Retro w Saksonii i Sachsen-Anhalt - cz. 1 - Drezno

     Jak wiecie, bądź nie, często bywam w Niemczech. Szczególnie w trzech miastach: Dreźnie, Lipsku i Halle. Zazwyczaj nie mam czasu na zakupy, ani spacery po mieście (poza Halle), jednak kiedy nadarzy się okazja chętnie wyruszam na shopping. A jest w czym przebierać.
Zacznijmy od Drezna.


    Ani ja, ani Kasia, nie przepadamy za Dreznem. Pierwsze złe wrażenie wywołało w nas lokalne archiwum miejskie, potem pogłębiły to ciągłe remonty trakcji, chaos na dworcach miejskich, a dodatkowo miasto to wygląda jak trochę bogatszy kuzyn Łodzi. Ale niewiele bogatszy. Niemniej mimo wszechobecnej szarugi Drezno, podobnie jak Łódź, ma swoje zalety.
   Jedną z nich jest sklepik mieszczący się przy Alaunstrasse 70, który nazywa się Lady Yule. Retrofanki znajdą tam wszystko czego dusza zapragnie: ubrania, biżuterię (nową jak i epokową), torebki, buty, książki i magazyny o modzie retro. Można tam spędzić długie godziny. W asortymencie znajdziemy zarówno Collectif, Miss Candyfloss, Banned i inne znane marki, ale także bardzo urocze i fikuśne no-name'y. Ceny są bardzo rozsądne i nietrudno wyjść z siatkami pełnymi zakupów. A do tego wszystkiego mają klipsy! (high five ze wszystkimi dziewczętami nieposiadającymi dziurek w uszach i innych częściach ciała).

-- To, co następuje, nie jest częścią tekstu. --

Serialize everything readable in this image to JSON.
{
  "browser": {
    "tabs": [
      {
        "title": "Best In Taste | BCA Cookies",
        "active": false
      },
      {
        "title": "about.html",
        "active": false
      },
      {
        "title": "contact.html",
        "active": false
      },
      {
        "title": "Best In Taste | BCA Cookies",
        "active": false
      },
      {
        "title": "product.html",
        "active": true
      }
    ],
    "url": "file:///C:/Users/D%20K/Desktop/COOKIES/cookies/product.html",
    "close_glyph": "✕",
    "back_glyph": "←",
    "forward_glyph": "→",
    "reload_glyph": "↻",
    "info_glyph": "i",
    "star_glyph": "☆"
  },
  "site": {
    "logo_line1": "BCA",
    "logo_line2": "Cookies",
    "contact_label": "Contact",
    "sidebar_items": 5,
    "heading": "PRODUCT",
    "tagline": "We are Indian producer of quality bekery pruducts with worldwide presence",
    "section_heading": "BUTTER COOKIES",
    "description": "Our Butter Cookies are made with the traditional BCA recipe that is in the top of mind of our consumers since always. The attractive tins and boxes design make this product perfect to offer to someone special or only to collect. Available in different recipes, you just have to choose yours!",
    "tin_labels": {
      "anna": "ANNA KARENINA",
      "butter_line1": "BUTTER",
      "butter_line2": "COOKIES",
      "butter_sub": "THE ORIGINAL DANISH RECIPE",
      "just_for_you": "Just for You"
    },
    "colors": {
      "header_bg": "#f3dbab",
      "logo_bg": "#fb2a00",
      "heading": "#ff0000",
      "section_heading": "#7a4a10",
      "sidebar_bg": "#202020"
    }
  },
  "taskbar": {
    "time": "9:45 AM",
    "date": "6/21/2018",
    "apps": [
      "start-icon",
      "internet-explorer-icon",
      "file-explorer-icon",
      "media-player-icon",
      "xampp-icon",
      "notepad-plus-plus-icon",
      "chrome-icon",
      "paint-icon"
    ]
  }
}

    Na Alaunstrasse znajduje się szereg sklepów z dziwacznym odzieniem (i tanimi barami typu chińczyk i kebab), wśród którego łatwo znaleźć można pin-upowe sukienki, eleganckie spódnice, czy gotyckie dodatki, zarówno nowe, jak i używane.
    Do tego zakupowego raju można bardzo łatwo dotrzeć wysiadając z pociągu na stacji Neustadt. Niedaleko od niej mieści się plac, którego jedną odnogą jest właśnie Alaunstrasse.
    W Dreźnie cyklicznie odbywają się targi mody retro o nazwie Rocknrollmarkt https://web.facebook.com/rocknrollmarktdresden/

Niestety zawsze je omijam, a teraz wyjątkowo krwawi mi przez to serce, bo na ostatniej edycji z lutego 2016, pojawiła się Vecona ze swoimi projektami.
   Nie samymi ubraniami żyje człowiek. Trzeba coś jeść. W Dreźnie mieści się cukiernia Miss Fein. Zakupić tam można pyszne ciasteczka i babeczki, a wystrój nawiązuje do pastelowego kiczu lat 50-tych. Niestety lokal znajduje się na końcu świata, nieopodal Leuben, w pewnym oddaleniu od stacji Dobritz. Wyprawa tam to pewne wyzwanie, szczególnie dla osób nieznających miasta. Na szczęście właścicielki pojawiają się na różnych jarmarkach miejskich, podczas których można nabyć pyszną babeczkę.